27 de dez. de 2010

O Senhor dos vasos

Definitivamente ele era um oleiro como nenhum outro, conhecido por sua habilidade em transformar vasos quebrados e imperfeitos nos mais belos e inigualáveis. Não havia outro como ele, ele era único. Até ele se achegavam todos os tipos de vasos, os mais diversos, velhos, novos, marcados pelo tempo, defeituosos, alguns com pequenos arranhões, já outros com perda total. Contudo nada era impossível pra ele, por mais duro que fosse o vaso ele conseguia moldá-lo e fazer um vaso novo. Cada imperfeição por mais escondida que estivesse não escapava ao olhar observador daquele singular oleiro. Os vasos que passavam por suas mãos se tornavam irreconhecíveis, não era á toa que os desfazia e refazia conforme a sua vontade. Nenhum vaso era imperfeito demais para fazê-lo desistir. Os vasos abandonados também eram sua especialidade, tinha um apreço enorme por estes. Tirava o barro daqui, preenchia ali e depois os chamava de seus. O mais surpreendente é que após adquiri-los este oleiro não se desfazia de nenhum dos seus vasos, nenhum preço os compraria. Aqueles vasos outrora vazios, sem água, sem flores, são agora de extrema utilidade na casa do oleiro e para o oleiro. Ele mal podia esperar pra terminar cada vaso, embora tivesse a paciência que cada um necessitasse, desejava ardentemente que todos ficassem restaurados outra vez. Depois de todo o processo na olaria, o oleiro fazia um diferente acabamento em seus vasos, ele os enchia com óleo de maneira que até transbordasse. A partir daquele momento qualquer pessoa que olhasse, ainda que de relance, saberia que eles pertenciam ao Senhor dos vasos. Não era de se admirar, pois conforme o tempo passava os vasos se tornavam cada vez mais semelhantes ao seu dono.  

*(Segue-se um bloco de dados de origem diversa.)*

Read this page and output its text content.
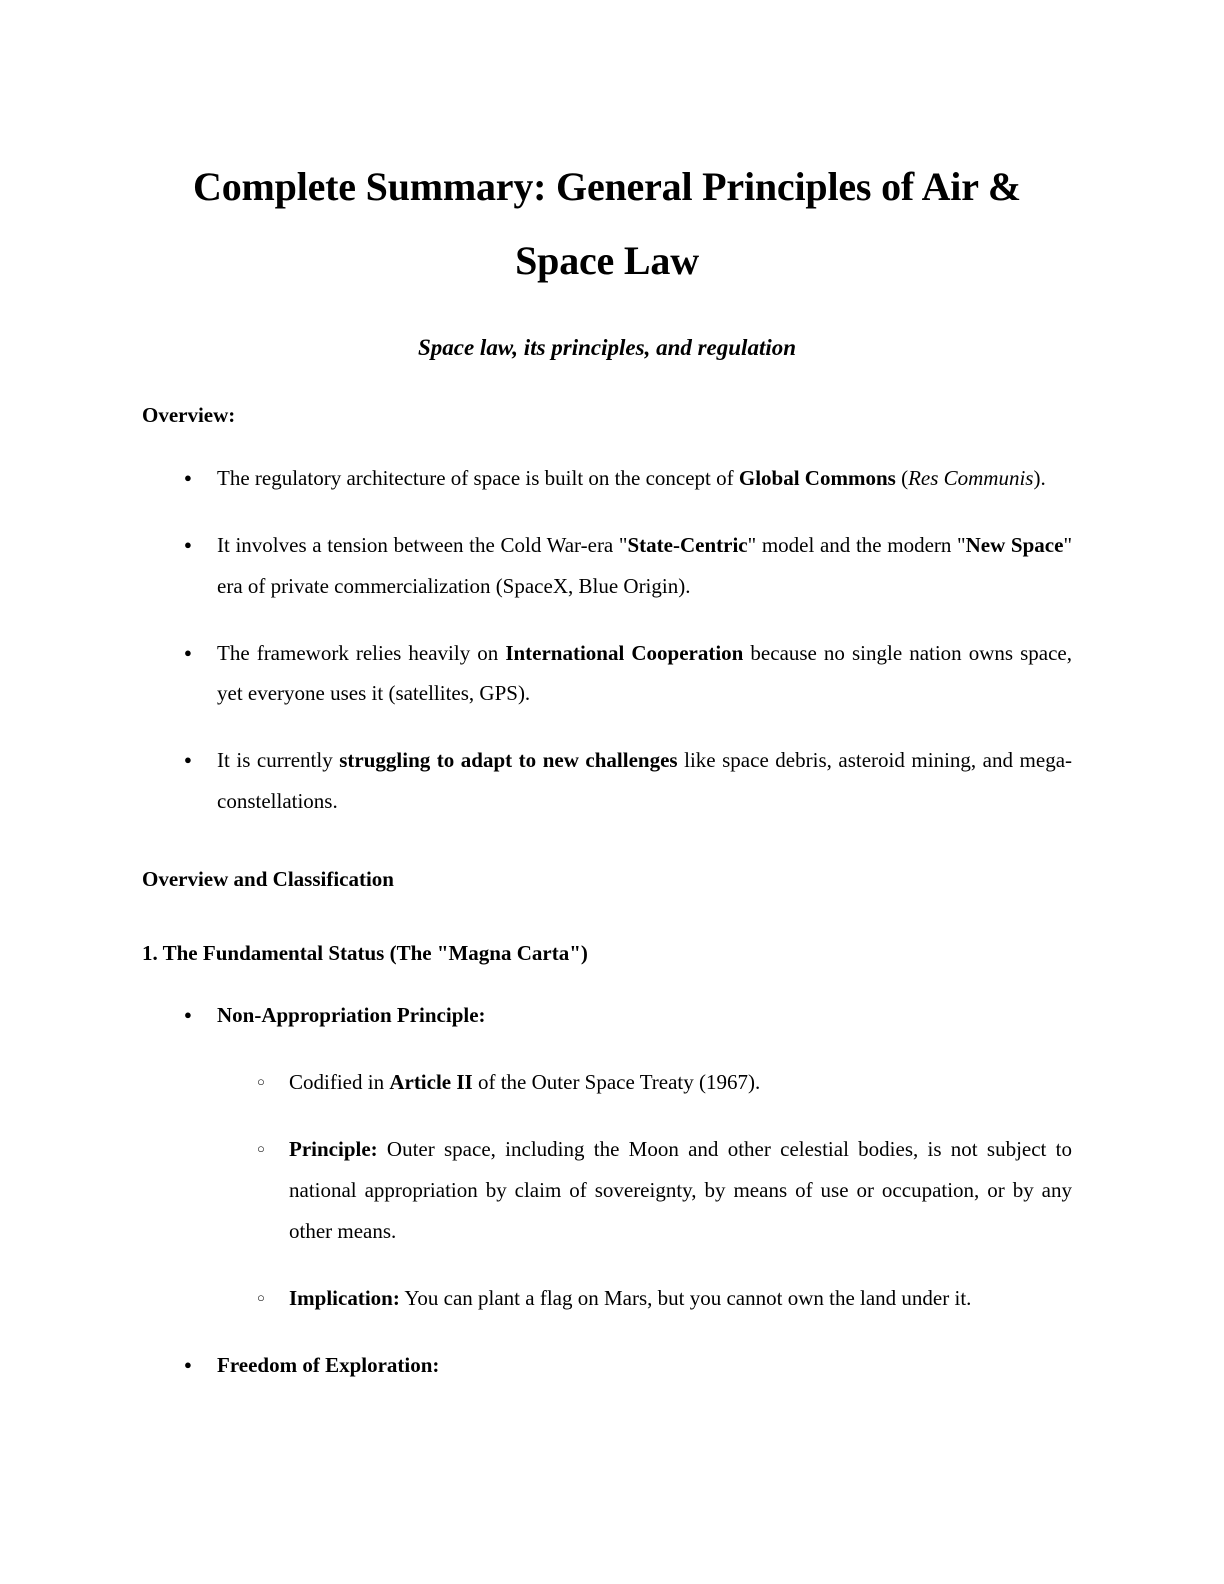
Complete Summary: General Principles of Air &
Space Law
Space law, its principles, and regulation
Overview:
● The regulatory architecture of space is built on the concept of Global Commons (Res Communis).
● It involves a tension between the Cold War-era "State-Centric" model and the modern "New Space" era of private commercialization (SpaceX, Blue Origin).
● The framework relies heavily on International Cooperation because no single nation owns space, yet everyone uses it (satellites, GPS).
● It is currently struggling to adapt to new challenges like space debris, asteroid mining, and mega-constellations.
Overview and Classification
1. The Fundamental Status (The "Magna Carta")
● Non-Appropriation Principle:
○ Codified in Article II of the Outer Space Treaty (1967).
○ Principle: Outer space, including the Moon and other celestial bodies, is not subject to national appropriation by claim of sovereignty, by means of use or occupation, or by any other means.
○ Implication: You can plant a flag on Mars, but you cannot own the land under it.
● Freedom of Exploration:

[Eis que, como o barro na mão do oleiro, assim sois vós na minha mão, ó casa de Israel]. 
Jeremias 18.6b.

26 de dez. de 2010

_leva-me pelas mãos_

Ela largou sua mão e seguiu em frente. Chegou o mais longe que pode, andou, andou, mas não chegou a lugar algum. Naquele caminho desconhecido ela ia tropeçando nas pedras, se arranhando nos espinhos, contudo não olhou para trás. Ela continuou como se tudo estivesse bem, mas não estava. Aquela estrada era longa demais, era como se estivesse andando em círculos e no fim de cada tarde só lhe restava o cansaço. Dia a dia foi se frustrando, decepcionando, o fardo ficou pesado. A estrada ficou escura, ela não conseguia sequer dar um passo em direção alguma. Então permaneceu ali, parada, estagnada, assustada. Naquele momento de total inércia percebeu o quanto eram impotentes suas próprias forças. Ela chorou, seu coração estava despedaçado de saudades. Tudo o que queria era segurar sua mão novamente e ser guiada por ele. A sua ausência a fez perceber que ela era tão pequena e efêmera, e que sua independência era na realidade a escravidão. A verdade é que ela nunca foi tão livre quanto na presença dele. Após certo tempo ela olhou pra trás e mesmo com poucas forças correu e enquanto fazia isso só conseguia recordar o quanto era feliz. Ele a fazia completa. Ela voltou e segurou sua mão tão forte, que mesmo sem dizer uma palavra, qualquer um perceberia que seus olhos imploravam pra que ele nunca mais a deixasse ir. Ela estava diante dele, toda maltrapilha, suja, sem nada a oferecer, mas ele a aceitou de volta como se ela nunca tivesse partido. Apressadamente ele retirou toda aquela carga que ela carregara e colocou em suas costas, tomou pra si todos os conflitos daquela menina e as feridas adquiridas durante o tempo em que esteve fora ele mesmo cuidou, uma a uma.  Não havia em todo o universo outro lugar em que ela desejasse estar. Ao mesmo tempo em que se sentia envergonhada era renovada. Finalmente ela estava em casa, no seu lar, doce lar. Naquele momento ela queria expressar o quanto ele significava em sua vida. Desejou com todo o seu ser que ele soubesse que o motivo dela ter voltado era ele, somente ele. Não havia nada mais que significasse tanto. Enquanto esteve longe se sentiu como órfã. Ela não tinha pra onde ir. Pois somente ali ela encontraria as suas palavras. As palavras de vida. De vida eterna.

[Senhor, para onde iremos nós? Tu tens as palavras de vida eterna.